This is not a new thing. Against Florida on Monday, the teenager’s unreliable defensive play prompted Julien to tighten the leash. Pastrnak played only 9:33, his lightest workload since Jan. 19 against Montreal, when he played just 7:05.
“There’s definitely areas where you look at his game, such as tonight, he was really good for us,’’ said Julien. “We all see, people who know the game, will see also those areas he has to improve. He has to get stronger on the puck and not turn them over as much as he does. It’s going to happen in a game. It’s about playing the clock as well and looking where you are. If you’re up by one in the last few minutes, you can’t afford big turnovers. It’s about making the right decisions. It’s about playing the game the proper way at the right time. To me, he’s learning that part of it. Tonight, I thought he was better than he had been in some other nights where I had to some of his ice time away.’’
Earlier this season, when Pastrnak’s carelessness with the puck and passivity in hostile situations flared up, the Bruins were in trouble.

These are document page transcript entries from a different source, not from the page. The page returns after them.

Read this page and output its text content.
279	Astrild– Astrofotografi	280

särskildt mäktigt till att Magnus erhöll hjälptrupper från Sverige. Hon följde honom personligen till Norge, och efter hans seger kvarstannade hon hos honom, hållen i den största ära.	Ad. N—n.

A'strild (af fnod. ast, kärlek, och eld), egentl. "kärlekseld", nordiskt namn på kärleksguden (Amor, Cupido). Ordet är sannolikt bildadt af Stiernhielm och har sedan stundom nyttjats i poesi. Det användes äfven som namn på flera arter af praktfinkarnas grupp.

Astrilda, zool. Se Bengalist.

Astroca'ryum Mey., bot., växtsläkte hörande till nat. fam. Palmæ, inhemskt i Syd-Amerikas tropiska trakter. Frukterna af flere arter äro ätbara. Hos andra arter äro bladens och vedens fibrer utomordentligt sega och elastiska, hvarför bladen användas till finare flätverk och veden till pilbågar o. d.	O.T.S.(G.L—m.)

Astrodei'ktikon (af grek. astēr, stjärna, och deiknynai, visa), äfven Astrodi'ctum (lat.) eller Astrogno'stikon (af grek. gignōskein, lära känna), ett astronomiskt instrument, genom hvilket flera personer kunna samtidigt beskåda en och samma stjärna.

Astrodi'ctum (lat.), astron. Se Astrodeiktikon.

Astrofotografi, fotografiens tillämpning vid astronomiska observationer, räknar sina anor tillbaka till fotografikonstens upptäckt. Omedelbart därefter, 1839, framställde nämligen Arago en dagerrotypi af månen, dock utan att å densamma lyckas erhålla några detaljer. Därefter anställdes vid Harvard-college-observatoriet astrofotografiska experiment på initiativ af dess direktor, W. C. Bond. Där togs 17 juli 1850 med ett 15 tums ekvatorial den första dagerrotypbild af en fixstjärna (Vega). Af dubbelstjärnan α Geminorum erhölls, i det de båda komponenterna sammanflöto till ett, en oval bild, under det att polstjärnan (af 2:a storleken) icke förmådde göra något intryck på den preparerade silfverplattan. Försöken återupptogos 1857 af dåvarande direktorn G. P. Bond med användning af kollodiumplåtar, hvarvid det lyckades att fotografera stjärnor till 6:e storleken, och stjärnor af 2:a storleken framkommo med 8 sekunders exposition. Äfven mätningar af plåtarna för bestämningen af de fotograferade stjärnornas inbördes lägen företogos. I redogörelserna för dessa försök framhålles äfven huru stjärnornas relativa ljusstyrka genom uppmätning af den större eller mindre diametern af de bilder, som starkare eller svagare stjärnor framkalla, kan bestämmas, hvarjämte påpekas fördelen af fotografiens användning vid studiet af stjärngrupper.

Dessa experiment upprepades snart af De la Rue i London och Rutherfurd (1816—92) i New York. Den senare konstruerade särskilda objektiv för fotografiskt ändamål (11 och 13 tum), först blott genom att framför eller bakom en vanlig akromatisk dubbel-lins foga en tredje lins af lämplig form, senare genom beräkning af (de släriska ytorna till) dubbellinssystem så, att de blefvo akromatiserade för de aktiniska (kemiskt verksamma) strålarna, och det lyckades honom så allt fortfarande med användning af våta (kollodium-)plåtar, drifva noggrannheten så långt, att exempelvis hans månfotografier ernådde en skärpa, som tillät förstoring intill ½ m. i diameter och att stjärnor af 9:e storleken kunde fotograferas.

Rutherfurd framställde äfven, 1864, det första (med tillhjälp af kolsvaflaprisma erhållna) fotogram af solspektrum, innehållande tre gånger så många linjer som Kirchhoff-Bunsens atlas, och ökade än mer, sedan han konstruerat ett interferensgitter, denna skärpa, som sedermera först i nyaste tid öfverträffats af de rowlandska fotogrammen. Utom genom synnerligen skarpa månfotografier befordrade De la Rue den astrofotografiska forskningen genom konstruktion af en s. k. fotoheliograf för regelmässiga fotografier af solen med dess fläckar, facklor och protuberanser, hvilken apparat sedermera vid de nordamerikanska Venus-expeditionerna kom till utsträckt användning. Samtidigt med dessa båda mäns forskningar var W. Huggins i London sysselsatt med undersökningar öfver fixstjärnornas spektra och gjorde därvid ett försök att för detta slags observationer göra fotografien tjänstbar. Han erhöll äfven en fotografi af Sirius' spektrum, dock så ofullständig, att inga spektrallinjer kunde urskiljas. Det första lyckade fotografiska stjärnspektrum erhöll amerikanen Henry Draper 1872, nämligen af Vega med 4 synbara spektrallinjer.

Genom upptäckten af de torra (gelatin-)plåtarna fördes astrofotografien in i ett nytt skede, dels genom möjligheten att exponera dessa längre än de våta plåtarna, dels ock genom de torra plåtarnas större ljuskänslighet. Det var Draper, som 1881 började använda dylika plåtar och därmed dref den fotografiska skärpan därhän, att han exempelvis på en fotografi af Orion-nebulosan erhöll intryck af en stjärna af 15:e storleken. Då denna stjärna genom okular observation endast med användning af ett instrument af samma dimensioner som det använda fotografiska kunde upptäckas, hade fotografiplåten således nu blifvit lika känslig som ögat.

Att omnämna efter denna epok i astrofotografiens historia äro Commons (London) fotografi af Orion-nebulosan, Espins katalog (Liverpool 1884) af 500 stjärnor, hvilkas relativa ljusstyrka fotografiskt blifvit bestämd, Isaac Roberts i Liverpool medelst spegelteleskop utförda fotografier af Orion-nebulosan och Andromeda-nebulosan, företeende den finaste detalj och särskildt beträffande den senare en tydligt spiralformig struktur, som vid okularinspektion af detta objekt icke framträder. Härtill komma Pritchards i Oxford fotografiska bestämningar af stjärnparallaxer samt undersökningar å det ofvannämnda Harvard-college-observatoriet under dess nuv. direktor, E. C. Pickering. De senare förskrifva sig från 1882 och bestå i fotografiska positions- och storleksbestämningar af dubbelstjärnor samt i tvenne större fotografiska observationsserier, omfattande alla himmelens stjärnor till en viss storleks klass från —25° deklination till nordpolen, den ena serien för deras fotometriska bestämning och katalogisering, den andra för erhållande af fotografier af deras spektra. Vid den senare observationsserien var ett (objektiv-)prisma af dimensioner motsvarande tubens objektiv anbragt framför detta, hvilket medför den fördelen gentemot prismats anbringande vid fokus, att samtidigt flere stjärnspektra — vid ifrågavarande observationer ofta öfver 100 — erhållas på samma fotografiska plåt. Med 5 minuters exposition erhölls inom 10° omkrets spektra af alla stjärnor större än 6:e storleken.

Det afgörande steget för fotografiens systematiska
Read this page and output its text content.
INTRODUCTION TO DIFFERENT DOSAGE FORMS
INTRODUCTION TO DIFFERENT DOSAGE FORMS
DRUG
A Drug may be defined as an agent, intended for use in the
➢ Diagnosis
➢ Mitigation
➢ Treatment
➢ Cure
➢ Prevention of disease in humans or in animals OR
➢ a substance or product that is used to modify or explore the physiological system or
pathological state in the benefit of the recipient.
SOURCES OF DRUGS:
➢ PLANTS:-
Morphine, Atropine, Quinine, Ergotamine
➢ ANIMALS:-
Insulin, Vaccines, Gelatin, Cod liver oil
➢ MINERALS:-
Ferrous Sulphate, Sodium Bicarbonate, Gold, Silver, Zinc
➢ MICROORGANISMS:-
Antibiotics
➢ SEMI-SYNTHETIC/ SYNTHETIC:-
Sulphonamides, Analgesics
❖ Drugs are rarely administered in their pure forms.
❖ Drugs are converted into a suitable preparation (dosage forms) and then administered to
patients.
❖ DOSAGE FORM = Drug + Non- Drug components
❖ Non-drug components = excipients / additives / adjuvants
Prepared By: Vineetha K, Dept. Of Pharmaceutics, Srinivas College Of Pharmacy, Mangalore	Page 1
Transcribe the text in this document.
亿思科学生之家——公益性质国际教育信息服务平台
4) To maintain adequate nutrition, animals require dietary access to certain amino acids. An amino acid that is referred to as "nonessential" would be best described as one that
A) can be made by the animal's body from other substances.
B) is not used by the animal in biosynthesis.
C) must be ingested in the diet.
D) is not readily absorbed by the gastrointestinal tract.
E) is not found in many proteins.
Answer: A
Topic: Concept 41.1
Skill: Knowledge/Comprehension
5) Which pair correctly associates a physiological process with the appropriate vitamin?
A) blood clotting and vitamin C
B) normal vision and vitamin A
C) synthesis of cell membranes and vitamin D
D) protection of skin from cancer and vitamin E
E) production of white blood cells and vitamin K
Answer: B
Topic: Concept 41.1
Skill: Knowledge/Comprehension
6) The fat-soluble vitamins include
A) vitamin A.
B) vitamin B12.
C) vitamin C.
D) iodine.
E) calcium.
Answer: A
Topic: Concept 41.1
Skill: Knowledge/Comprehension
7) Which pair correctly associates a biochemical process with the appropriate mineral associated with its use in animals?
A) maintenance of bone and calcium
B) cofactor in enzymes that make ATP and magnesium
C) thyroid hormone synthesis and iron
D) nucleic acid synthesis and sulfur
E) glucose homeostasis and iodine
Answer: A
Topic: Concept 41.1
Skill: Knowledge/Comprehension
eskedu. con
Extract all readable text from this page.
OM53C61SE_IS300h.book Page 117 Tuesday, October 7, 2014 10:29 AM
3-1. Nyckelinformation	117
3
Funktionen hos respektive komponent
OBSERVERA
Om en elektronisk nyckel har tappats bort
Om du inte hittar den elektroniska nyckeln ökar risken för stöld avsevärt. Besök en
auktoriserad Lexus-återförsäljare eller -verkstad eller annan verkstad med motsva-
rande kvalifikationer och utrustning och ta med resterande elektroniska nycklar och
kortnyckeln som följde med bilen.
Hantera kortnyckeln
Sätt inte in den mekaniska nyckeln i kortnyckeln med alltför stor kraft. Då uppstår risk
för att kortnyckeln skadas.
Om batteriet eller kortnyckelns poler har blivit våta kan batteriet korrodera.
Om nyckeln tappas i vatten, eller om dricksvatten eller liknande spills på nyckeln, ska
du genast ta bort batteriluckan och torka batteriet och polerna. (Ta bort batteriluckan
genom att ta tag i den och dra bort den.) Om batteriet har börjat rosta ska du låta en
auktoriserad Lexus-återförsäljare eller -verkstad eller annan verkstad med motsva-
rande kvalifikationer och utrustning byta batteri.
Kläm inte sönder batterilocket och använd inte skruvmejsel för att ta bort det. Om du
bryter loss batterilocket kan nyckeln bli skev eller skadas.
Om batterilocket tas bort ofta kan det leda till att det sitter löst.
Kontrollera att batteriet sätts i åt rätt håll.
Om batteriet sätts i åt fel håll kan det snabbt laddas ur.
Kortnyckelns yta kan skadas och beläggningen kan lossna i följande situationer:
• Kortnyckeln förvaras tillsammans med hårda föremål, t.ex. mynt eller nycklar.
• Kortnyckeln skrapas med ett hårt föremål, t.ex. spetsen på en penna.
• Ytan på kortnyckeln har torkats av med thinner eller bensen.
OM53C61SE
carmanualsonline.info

Pastrnak’s shortcomings coincided with the flickering play of fellow right wings Brett Connolly and Jimmy Hayes. When Julien distributed Pastrnak’s shifts elsewhere, the coach wasn’t getting better performance from his alternatives.
It’s different now. The addition of Lee Stempniak has not only improved the first line but helped to stabilize the right side. Connolly is better on the fourth line than on the first. Pastrnak is serving as a dangerous offensive presence more frequently. Hayes is stuck in one of his troughs (0-0—0 in the last seven games), but the Bruins are surviving the No. 3 right wing’s disappearance because the others are pulling their weight.
Pastrnak is hot. So are the Bruins. The two go hand in hand.